An onlooker spoke out in defense of the vendor, who looked stunned and sad. “This is law and order in action,” the officer said.
So when carrying cash, be wary that the police might get “suspicious” and seize it.
Money, freedom of speech and fancy technology probably won’t be of any use if everyone is dead.
There have been five mass extinctions in Earth’s history so far. The first one was half a billion years ago, and the last one happened about 65 million years ago when the dinosaurs bit the dust. The three in between were the result of massive volcanic eruptions and climate change. All of these events wiped out the majority of life on the planet.
Some scientists believe that humans have triggered a sixth mass extinction event, coined the Anthropocene.
According to The Guardian, the Anthropocene is signaled by a rapid increase in the extinction rate of plants and animals. Causes of the extinction are carbon dioxide emissions, which alter global temperatures, fertilizer runoff that causes ocean dead zones, deforestation and plastic litter which permeates every inch of the planet.
Oil companies like Exxon Mobile have been researching climate change perhaps longer than anyone and have known about its existence since the early 1980s. And yet, their actions protect their own financial interest, not the planet.

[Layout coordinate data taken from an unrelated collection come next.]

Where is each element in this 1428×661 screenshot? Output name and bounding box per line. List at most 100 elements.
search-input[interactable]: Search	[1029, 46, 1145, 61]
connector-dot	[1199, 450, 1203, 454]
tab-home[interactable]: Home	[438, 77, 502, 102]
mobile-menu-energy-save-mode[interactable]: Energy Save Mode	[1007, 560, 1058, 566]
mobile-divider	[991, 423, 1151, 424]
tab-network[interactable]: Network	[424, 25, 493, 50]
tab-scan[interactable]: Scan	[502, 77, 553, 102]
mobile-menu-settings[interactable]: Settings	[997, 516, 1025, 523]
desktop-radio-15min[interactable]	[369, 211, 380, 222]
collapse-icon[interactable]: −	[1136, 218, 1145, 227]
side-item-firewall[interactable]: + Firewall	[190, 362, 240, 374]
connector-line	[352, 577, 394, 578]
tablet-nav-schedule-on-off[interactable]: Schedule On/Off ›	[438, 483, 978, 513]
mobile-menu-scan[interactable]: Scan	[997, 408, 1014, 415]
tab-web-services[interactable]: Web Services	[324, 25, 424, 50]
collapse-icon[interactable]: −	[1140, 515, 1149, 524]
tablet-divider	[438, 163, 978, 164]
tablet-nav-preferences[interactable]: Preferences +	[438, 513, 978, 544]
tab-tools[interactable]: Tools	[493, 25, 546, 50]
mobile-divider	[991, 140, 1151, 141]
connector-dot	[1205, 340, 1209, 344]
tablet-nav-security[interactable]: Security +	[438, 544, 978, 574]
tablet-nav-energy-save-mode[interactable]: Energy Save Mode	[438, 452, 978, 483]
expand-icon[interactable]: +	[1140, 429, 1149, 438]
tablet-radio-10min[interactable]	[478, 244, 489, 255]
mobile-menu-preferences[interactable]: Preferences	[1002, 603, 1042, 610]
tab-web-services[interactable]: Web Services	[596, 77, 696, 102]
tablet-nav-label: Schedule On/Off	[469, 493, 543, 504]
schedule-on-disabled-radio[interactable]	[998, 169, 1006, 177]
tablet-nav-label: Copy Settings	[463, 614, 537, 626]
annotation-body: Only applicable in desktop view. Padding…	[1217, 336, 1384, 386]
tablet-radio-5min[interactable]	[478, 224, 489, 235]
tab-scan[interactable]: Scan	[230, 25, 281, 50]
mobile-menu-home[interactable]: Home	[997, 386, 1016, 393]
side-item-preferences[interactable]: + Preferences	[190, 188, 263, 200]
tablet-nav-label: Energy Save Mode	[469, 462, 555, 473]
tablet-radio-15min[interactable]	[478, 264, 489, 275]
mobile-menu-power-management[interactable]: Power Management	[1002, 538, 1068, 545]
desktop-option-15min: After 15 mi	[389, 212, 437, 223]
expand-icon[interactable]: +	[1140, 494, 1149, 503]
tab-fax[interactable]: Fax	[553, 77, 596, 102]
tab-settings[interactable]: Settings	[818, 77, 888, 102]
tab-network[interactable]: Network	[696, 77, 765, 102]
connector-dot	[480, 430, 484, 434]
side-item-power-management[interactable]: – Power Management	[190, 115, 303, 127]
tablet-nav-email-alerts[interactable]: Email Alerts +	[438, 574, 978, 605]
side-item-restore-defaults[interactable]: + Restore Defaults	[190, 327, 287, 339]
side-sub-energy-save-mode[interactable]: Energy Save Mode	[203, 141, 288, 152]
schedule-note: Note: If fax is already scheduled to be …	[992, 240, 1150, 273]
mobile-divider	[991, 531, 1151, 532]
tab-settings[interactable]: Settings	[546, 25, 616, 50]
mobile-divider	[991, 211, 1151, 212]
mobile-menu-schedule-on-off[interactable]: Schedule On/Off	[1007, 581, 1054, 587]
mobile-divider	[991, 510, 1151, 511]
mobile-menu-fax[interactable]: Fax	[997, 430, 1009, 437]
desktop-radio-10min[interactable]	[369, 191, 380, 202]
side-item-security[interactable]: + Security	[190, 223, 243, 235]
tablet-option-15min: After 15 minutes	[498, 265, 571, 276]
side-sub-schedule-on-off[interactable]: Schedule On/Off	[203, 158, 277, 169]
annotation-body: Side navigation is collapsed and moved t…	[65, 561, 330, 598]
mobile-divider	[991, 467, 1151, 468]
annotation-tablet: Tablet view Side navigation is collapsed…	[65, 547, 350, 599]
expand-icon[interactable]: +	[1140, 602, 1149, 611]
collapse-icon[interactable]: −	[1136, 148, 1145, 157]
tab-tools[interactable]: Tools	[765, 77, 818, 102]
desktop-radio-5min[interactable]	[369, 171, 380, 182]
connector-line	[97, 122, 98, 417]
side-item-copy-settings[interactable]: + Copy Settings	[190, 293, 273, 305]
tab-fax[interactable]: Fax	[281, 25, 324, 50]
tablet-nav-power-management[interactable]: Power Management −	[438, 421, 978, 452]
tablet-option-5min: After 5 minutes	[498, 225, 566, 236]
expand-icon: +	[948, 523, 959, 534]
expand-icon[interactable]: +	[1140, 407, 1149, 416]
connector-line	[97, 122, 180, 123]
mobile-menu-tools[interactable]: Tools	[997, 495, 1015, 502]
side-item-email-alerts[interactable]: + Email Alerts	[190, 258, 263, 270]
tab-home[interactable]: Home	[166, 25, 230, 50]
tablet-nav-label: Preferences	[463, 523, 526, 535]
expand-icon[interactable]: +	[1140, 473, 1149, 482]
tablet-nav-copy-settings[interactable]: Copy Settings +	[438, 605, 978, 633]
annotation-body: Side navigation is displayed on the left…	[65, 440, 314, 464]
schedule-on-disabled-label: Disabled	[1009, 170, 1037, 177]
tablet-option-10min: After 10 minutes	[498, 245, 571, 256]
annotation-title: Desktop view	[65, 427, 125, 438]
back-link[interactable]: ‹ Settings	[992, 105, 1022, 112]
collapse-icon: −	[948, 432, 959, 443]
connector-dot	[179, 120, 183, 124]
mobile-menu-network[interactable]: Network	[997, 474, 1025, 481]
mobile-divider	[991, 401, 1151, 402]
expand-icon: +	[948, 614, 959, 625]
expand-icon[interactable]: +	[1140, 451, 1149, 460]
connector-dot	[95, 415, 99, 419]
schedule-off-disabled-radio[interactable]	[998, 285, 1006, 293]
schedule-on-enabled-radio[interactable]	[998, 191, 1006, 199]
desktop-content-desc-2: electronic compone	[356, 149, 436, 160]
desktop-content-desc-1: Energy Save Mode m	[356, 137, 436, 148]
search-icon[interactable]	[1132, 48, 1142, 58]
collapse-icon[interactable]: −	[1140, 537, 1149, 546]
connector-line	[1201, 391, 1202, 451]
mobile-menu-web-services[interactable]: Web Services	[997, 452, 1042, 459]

Exxon and other energy giants fund lobbying and public relations to downplay and in some cases reject the existence of climate change. And it doesn’t help that the Trump administration seems to shrug off climate change as a non-issue, withdrawing from the Paris Climate Agreement and even appointing former Exxon CEO Rex Tillerson as the Secretary of State.
Native American filmmaker Alanis Obomsawin said “when the last tree has been cut down, the last fish caught, the last river poisoned, only then will we realize that one cannot eat money.” Now that’s scary.
So, while Yellowstone erupts and the state-run media censors it, while biometric data is used to arrest citizens without probable cause and seize their assets without due process, just remember the bright side, we are all going extinct, — and of course, have a Happy Halloween.